Fertility treatment and I
by Laura-Rose Thorogood, Founder of The LGBT Mummies Tribe
I always knew that the one constant desire I had from a very young age was that I wanted to be a mother one day. By the time I finally came out, met my wife and settled down, we had discussed having a family and that we both wanted to carry. The question was, how? So many questions, and many of them unanswered. We knew that our local CCG (Clinical Commissioning Group) at the time didn’t provide funded access to fertility treatment, so off to a private clinic it was.
It’s difficult enough to go through fertility treatment as it is as a heterosexual couple. But being LGBT+, threw up so many barriers in our journey.
The lack of access to funding, the ‘who will carry first’ decision. Then it was trying to find a donor in the ocean of donors from sperm banks that could meet our expectations, and ultimately help create our future children. After watching my wife have five attempts of IUI (Intrauterine insemination) including a miscarriage to conceive our daughter, we finally got our dream of becoming mothers and no feeling could compare. Then several years later we revisited our clinic to try for a sibling.
I felt ready. I was prepared body and mind, healthy ready to carry our second child. I found IUI relatively easy, less invasive than IVF, and after seeing my trojan of a wife go through such difficulty conceiving with her PCOS (Polycystic ovary syndrome), I knew this was something I could conquer. I was spectacularly pessimistic; I told myself it wouldn’t work straight away, that it would take a few attempts like before. I was relaxed, took the journey with ease, and was surprised when on the second natural cycle of IUI, I was pregnant. My pregnancy was a smooth one, I felt great, and although the birth was a difficult one, I knew I had been lucky. So, when we made the decision several years later to have a third child that I would carry again, I did what many do. I convinced myself this would be as ‘easy’ as the last time.
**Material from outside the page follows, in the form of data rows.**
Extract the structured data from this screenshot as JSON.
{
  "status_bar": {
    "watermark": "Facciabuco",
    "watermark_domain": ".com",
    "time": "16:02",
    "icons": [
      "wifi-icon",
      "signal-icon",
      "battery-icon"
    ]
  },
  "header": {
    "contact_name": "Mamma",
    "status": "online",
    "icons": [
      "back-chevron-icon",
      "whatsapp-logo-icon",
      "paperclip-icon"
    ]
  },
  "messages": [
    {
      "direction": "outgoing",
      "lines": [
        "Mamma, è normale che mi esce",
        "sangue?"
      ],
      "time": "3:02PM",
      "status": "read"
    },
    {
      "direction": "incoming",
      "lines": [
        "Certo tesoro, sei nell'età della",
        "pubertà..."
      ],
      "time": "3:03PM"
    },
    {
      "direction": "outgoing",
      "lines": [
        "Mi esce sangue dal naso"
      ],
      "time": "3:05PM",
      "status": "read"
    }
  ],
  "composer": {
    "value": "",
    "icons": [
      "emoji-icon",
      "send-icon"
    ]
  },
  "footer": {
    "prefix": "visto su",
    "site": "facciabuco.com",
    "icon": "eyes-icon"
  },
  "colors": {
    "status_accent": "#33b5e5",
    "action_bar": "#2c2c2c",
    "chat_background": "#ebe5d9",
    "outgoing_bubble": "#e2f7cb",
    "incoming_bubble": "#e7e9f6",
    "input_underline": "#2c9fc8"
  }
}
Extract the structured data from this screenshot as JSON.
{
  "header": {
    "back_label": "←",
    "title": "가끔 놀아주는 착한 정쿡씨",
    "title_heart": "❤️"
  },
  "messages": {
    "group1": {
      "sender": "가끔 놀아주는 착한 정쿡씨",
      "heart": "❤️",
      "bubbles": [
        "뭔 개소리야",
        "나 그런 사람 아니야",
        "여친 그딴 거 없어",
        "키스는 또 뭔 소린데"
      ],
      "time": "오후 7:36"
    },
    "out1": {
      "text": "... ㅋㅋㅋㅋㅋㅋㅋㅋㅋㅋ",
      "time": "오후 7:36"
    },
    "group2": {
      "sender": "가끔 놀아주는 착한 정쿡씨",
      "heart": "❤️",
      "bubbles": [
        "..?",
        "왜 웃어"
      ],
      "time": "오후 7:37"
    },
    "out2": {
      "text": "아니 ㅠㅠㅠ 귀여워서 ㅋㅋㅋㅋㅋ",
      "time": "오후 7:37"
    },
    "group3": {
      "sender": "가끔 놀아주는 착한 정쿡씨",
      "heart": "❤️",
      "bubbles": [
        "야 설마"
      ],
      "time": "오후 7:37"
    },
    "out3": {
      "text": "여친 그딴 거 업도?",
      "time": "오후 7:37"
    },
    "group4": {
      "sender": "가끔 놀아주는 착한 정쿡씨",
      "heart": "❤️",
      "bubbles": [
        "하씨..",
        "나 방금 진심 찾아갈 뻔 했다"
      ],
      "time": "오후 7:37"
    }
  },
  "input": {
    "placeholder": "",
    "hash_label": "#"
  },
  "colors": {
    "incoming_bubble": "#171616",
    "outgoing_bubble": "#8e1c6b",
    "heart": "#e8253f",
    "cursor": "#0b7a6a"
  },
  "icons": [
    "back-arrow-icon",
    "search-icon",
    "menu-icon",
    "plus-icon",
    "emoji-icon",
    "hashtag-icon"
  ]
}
That I would just ‘fall’ pregnant again. But life, never works like that.
Three failed IUI’s in, just as the pandemic was about to hit, we discovered that my ovarian reserve had diminished. By HALF. How? I had eaten all the right things, kept healthy, removed anything toxic from the house. What had happened? I was only 33? The foolish, misguided assumption that “I fell pregnant so quickly last time, I’m sure I will again”. But my body had other plans, and falling pregnant so easily wasn’t one of them.
I soon learnt you shouldn’t take your fertility for granted or make assumptions history would repeat itself. From there, a move to IVF (In vitro fertilisation) for us was what was needed (we have only two sperm vials left and our donor had long been retired). Then lockdown hit and I was crushed - no IVF, not even an egg collection could be arranged in time. I pulled myself together and spent the first lockdown getting mentally ready for IVF. When we started the IVF, I didn’t realise the toll it would take on my body. The constant trips to the clinic, the medications, my hormones were all over the place. The desperation I felt, the pressure to get those two lines. And again, I was crushed. My first IVF transfer failed. Two perfectly graded embryos failed. I felt my body had failed me, us. So, we went again, once more on this marathon journey, and I knew I had to stop putting pressure on myself, on us and just know that it would happen, it was just a case of when. And on that next attempt it did, we got those two lines.
All those years, the money, the barriers, the medication, the scans, failed cycles, the tears, the stress, dashed dreams, the trips back and forth to the clinic. Having fertility treatment has been the hardest journey we as a couple, and myself as a person have ever taken.
I now know you should never take your fertility for granted or assume that just because you fell pregnant easily once, it will happen again.
Fertility treatment may be the hardest thing I have gone through physically & psychologically, but the wonder of science has given me the most precious three miracles life could give and they are worth every single injection, penny, tear and breath.
Laura-Rose Thorogood is a married lesbian of fifteen years and a mother with three children by IUI and IVF treatment spanning over a decade. She is the Founder of The LGBT Mummies Tribe, a global organisation that supports LGBT+ women and people on the path to motherhood or parenthood.
She is an LGBT+ Family Activist, fertility advocate, educator, writer, speaker and campaigner for policy change for LGBT+ families. She works with the NHS, met with Government, and works with other global organisations to improve policies, educate and usualise LGBT+ families on the path to parenthood through pregnancy, birth, general healthcare across society and the media.